🤖 AI Summary
High-dimensional behavioral spaces in continuous cellular automata (CA) hinder systematic exploration of diverse visual patterns, causing conventional novelty search to stagnate locally. To address this, we propose a semantics-guided collaborative exploration framework for Flow Lenia: it integrates novelty search with vision-language models (VLMs) to generate human-interpretable semantic descriptions of emergent patterns—serving as long-range exploration targets—while incorporating genealogical lineage analysis to ensure diversity and coherence of evolutionary trajectories. This approach overcomes local optimization traps by actively steering cross-regional behavioral discovery within a structured semantic space. Experiments demonstrate that our method significantly enhances the richness and diversity of dynamic patterns compared to baseline approaches; moreover, “expeditionary” solutions—those achieving distant semantic targets—dominate long-term exploration paths. To our knowledge, this is the first work enabling targeted CA behavioral evolution guided by human-understandable semantic objectives.
📝 Abstract
Discovering diverse visual patterns in continuous cellular automata (CA) is challenging due to the vastness and redundancy of high-dimensional behavioral spaces.

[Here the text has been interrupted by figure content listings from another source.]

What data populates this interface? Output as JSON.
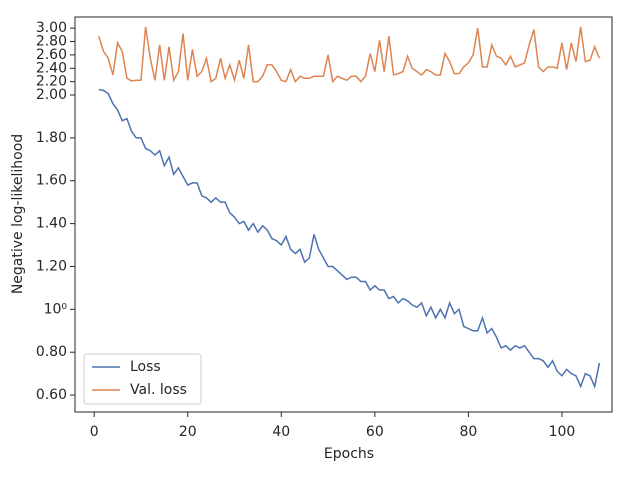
{
  "chart_data": {
    "type": "line",
    "xlabel": "Epochs",
    "ylabel": "Negative log-likelihood",
    "x": [
      1,
      2,
      3,
      4,
      5,
      6,
      7,
      8,
      9,
      10,
      11,
      12,
      13,
      14,
      15,
      16,
      17,
      18,
      19,
      20,
      21,
      22,
      23,
      24,
      25,
      26,
      27,
      28,
      29,
      30,
      31,
      32,
      33,
      34,
      35,
      36,
      37,
      38,
      39,
      40,
      41,
      42,
      43,
      44,
      45,
      46,
      47,
      48,
      49,
      50,
      51,
      52,
      53,
      54,
      55,
      56,
      57,
      58,
      59,
      60,
      61,
      62,
      63,
      64,
      65,
      66,
      67,
      68,
      69,
      70,
      71,
      72,
      73,
      74,
      75,
      76,
      77,
      78,
      79,
      80,
      81,
      82,
      83,
      84,
      85,
      86,
      87,
      88,
      89,
      90,
      91,
      92,
      93,
      94,
      95,
      96,
      97,
      98,
      99,
      100,
      101,
      102,
      103,
      104,
      105,
      106,
      107,
      108
    ],
    "series": [
      {
        "name": "Loss",
        "color": "#4c72b0",
        "values": [
          2.08,
          2.07,
          2.02,
          1.96,
          1.93,
          1.88,
          1.89,
          1.83,
          1.8,
          1.8,
          1.75,
          1.74,
          1.72,
          1.74,
          1.67,
          1.71,
          1.63,
          1.66,
          1.62,
          1.58,
          1.59,
          1.59,
          1.53,
          1.52,
          1.5,
          1.52,
          1.5,
          1.5,
          1.45,
          1.43,
          1.4,
          1.41,
          1.37,
          1.4,
          1.36,
          1.39,
          1.37,
          1.33,
          1.32,
          1.3,
          1.34,
          1.28,
          1.26,
          1.28,
          1.22,
          1.24,
          1.35,
          1.28,
          1.24,
          1.2,
          1.2,
          1.18,
          1.16,
          1.14,
          1.15,
          1.15,
          1.13,
          1.13,
          1.09,
          1.11,
          1.09,
          1.09,
          1.05,
          1.06,
          1.03,
          1.05,
          1.04,
          1.02,
          1.01,
          1.03,
          0.97,
          1.01,
          0.96,
          1.0,
          0.96,
          1.03,
          0.98,
          1.0,
          0.92,
          0.91,
          0.9,
          0.9,
          0.96,
          0.89,
          0.91,
          0.87,
          0.82,
          0.83,
          0.81,
          0.83,
          0.82,
          0.83,
          0.8,
          0.77,
          0.77,
          0.76,
          0.73,
          0.76,
          0.71,
          0.69,
          0.72,
          0.7,
          0.69,
          0.64,
          0.7,
          0.69,
          0.64,
          0.75
        ]
      },
      {
        "name": "Val. loss",
        "color": "#dd8452",
        "values": [
          2.88,
          2.65,
          2.55,
          2.3,
          2.78,
          2.65,
          2.25,
          2.21,
          2.22,
          2.22,
          3.02,
          2.55,
          2.22,
          2.75,
          2.22,
          2.72,
          2.22,
          2.35,
          2.92,
          2.22,
          2.68,
          2.28,
          2.35,
          2.55,
          2.2,
          2.25,
          2.55,
          2.25,
          2.45,
          2.22,
          2.52,
          2.25,
          2.75,
          2.2,
          2.2,
          2.28,
          2.45,
          2.45,
          2.35,
          2.22,
          2.2,
          2.38,
          2.2,
          2.28,
          2.25,
          2.25,
          2.28,
          2.28,
          2.28,
          2.6,
          2.2,
          2.28,
          2.25,
          2.22,
          2.28,
          2.28,
          2.2,
          2.28,
          2.62,
          2.35,
          2.82,
          2.35,
          2.88,
          2.3,
          2.32,
          2.35,
          2.58,
          2.4,
          2.35,
          2.3,
          2.38,
          2.35,
          2.3,
          2.3,
          2.62,
          2.5,
          2.32,
          2.32,
          2.42,
          2.48,
          2.6,
          3.0,
          2.42,
          2.42,
          2.75,
          2.58,
          2.55,
          2.45,
          2.58,
          2.42,
          2.45,
          2.48,
          2.75,
          2.98,
          2.42,
          2.35,
          2.42,
          2.42,
          2.4,
          2.78,
          2.38,
          2.78,
          2.5,
          3.02,
          2.5,
          2.52,
          2.72,
          2.55
        ]
      }
    ],
    "xlim": [
      -4.1,
      110.7
    ],
    "xticks": [
      0,
      20,
      40,
      60,
      80,
      100
    ],
    "ylim": [
      0.521,
      3.167
    ],
    "ybreak": 2.0,
    "yticks": [
      {
        "value": 0.6,
        "label": "0.60"
      },
      {
        "value": 0.8,
        "label": "0.80"
      },
      {
        "value": 1,
        "label": "10⁰"
      },
      {
        "value": 1.2,
        "label": "1.20"
      },
      {
        "value": 1.4,
        "label": "1.40"
      },
      {
        "value": 1.6,
        "label": "1.60"
      },
      {
        "value": 1.8,
        "label": "1.80"
      },
      {
        "value": 2.0,
        "label": "2.00"
      },
      {
        "value": 2.2,
        "label": "2.20"
      },
      {
        "value": 2.4,
        "label": "2.40"
      },
      {
        "value": 2.6,
        "label": "2.60"
      },
      {
        "value": 2.8,
        "label": "2.80"
      },
      {
        "value": 3.0,
        "label": "3.00"
      }
    ],
    "legend": "lower left"
  }
}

Traditional exploration methods like Novelty Search (NS) expand locally by mutating known novel solutions but often plateau when local novelty is exhausted, failing to reach distant, unexplored regions. We introduce Expedition and Expansion (E&E), a hybrid strategy where exploration alternates between local novelty-driven expansions and goal-directed expeditions. During expeditions, E&E leverages a Vision-Language Model (VLM) to generate linguistic goals--descriptions of interesting but hypothetical patterns that drive exploration toward uncharted regions. By operating in semantic spaces that align with human perception, E&E both evaluates novelty and generates goals in conceptually meaningful ways, enhancing the interpretability and relevance of discovered behaviors. Tested on Flow Lenia, a continuous CA known for its rich, emergent behaviors, E&E consistently uncovers more diverse solutions than existing exploration methods. A genealogical analysis further reveals that solutions originating from expeditions disproportionately influence long-term exploration, unlocking new behavioral niches that serve as stepping stones for subsequent search. These findings highlight E&E's capacity to break through local novelty boundaries and explore behavioral landscapes in human-aligned, interpretable ways, offering a promising template for open-ended exploration in artificial life and beyond.